Perindopril has been shown to have various drug-drug interactions with diuretics (18,19), gentamicin (20) and lithium (21,22). However, there have been limited studies regarding the interactions between perindopril and natural herbal products, except for digoxin (23,24). In the present study, single oral administration of perindopril combination with CSORS within 5 min markedly delayed the absorption of perindopril and its excretion, whereas the co-administration of the combination at a 2-h interval showed no interaction between perindopril and CSORS even by a weekly repeated dosing. Perindopril is well-absorbed in the gastrointestinal tract with a high bioavailability of 75% via the oral route (25), however, it is extensively metabolized to six metabolites, including perindoprilat, an active metabolite, in the liver (26,27). The maximal concentration of plasma perindoprilat is reached 2–6 h after oral administration of perindopril and 70% of perindoprilat is cleared by the kidneys. Food does not influence the rate or extent of perindopril absorption but reduces conversion to perindoprilat by ~35% (28). The present study results showed a Tmax of 1 h in the control group, which had a similarity with that of humans (Figs 2B and 4B) (26). However, perindopril combination with CSORS within 5 min resulted in 2 h of Tmax. Although the exact mechanism regarding how CSORS interacted with perindopril is unclear, it may be due to partial interruption of perindopril absorption by coexistence with CSORS or delayed conversion of perindopril to perindoprilat.
In the present study, CSORS had no interaction with perindopril in a weekly repeated co-administration at 2-h intervals, which indicates the suitable dosing regimen for the combination therapy. However, there are numerous clinical factors that alter perindopril pharmacokinetics. Since the active metabolites of perindopril are hydrolyzed in the liver and primarily excreted into the urine, the elimination kinetics can be altered in hepatic impairment (26,29), renal failure (30) or chronic heart failure (31).
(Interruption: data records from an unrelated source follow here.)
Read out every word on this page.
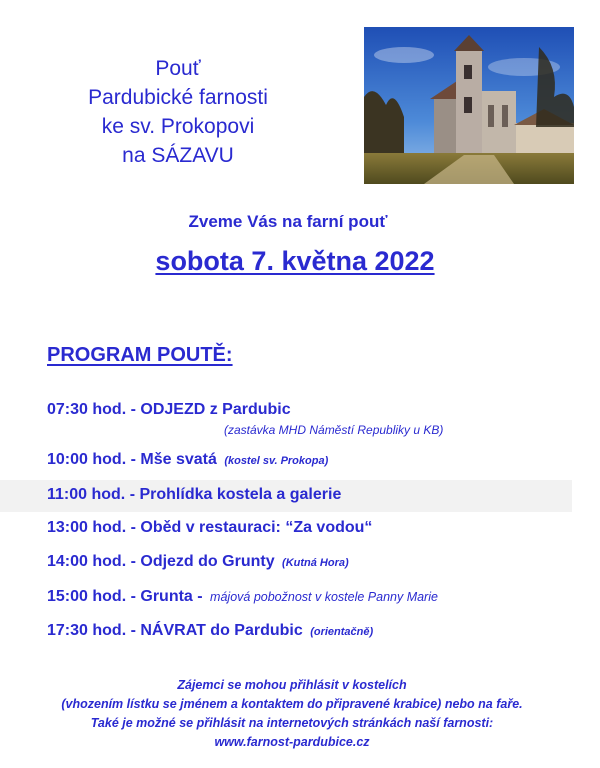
Pouť
Pardubické farnosti
ke sv. Prokopovi
na SÁZAVU
Zveme Vás na farní pouť
sobota 7. května 2022
PROGRAM POUTĚ:
07:30 hod. - ODJEZD z Pardubic
(zastávka MHD Náměstí Republiky u KB)
10:00 hod. - Mše svatá (kostel sv. Prokopa)
11:00 hod. - Prohlídka kostela a galerie
13:00 hod. - Oběd v restauraci: “Za vodou“
14:00 hod. - Odjezd do Grunty (Kutná Hora)
15:00 hod. - Grunta - májová pobožnost v kostele Panny Marie
17:30 hod. - NÁVRAT do Pardubic (orientačně)
Zájemci se mohou přihlásit v kostelích
(vhozením lístku se jménem a kontaktem do připravené krabice) nebo na faře.
Také je možné se přihlásit na internetových stránkách naší farnosti:
www.farnost-pardubice.cz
Ageing is also associated with the alteration in enhanced conversion to perindoprilat and the reduced renal clearance (32). Therefore, perindopril combination therapy requires further clinical studies for the pharmacokinetics in specific disease conditions. To the best of our knowledge, this is the first study to monitor the use of CSORS in combination with antihypertensive drugs. The results showed CSORS co-administration has limited interaction with perindopril at an interval that was more than mean residence time of perindopril. These results provide detailed information for a drug dosing regimen of perindopril with CSORS in human clinical studies of novel combination therapy.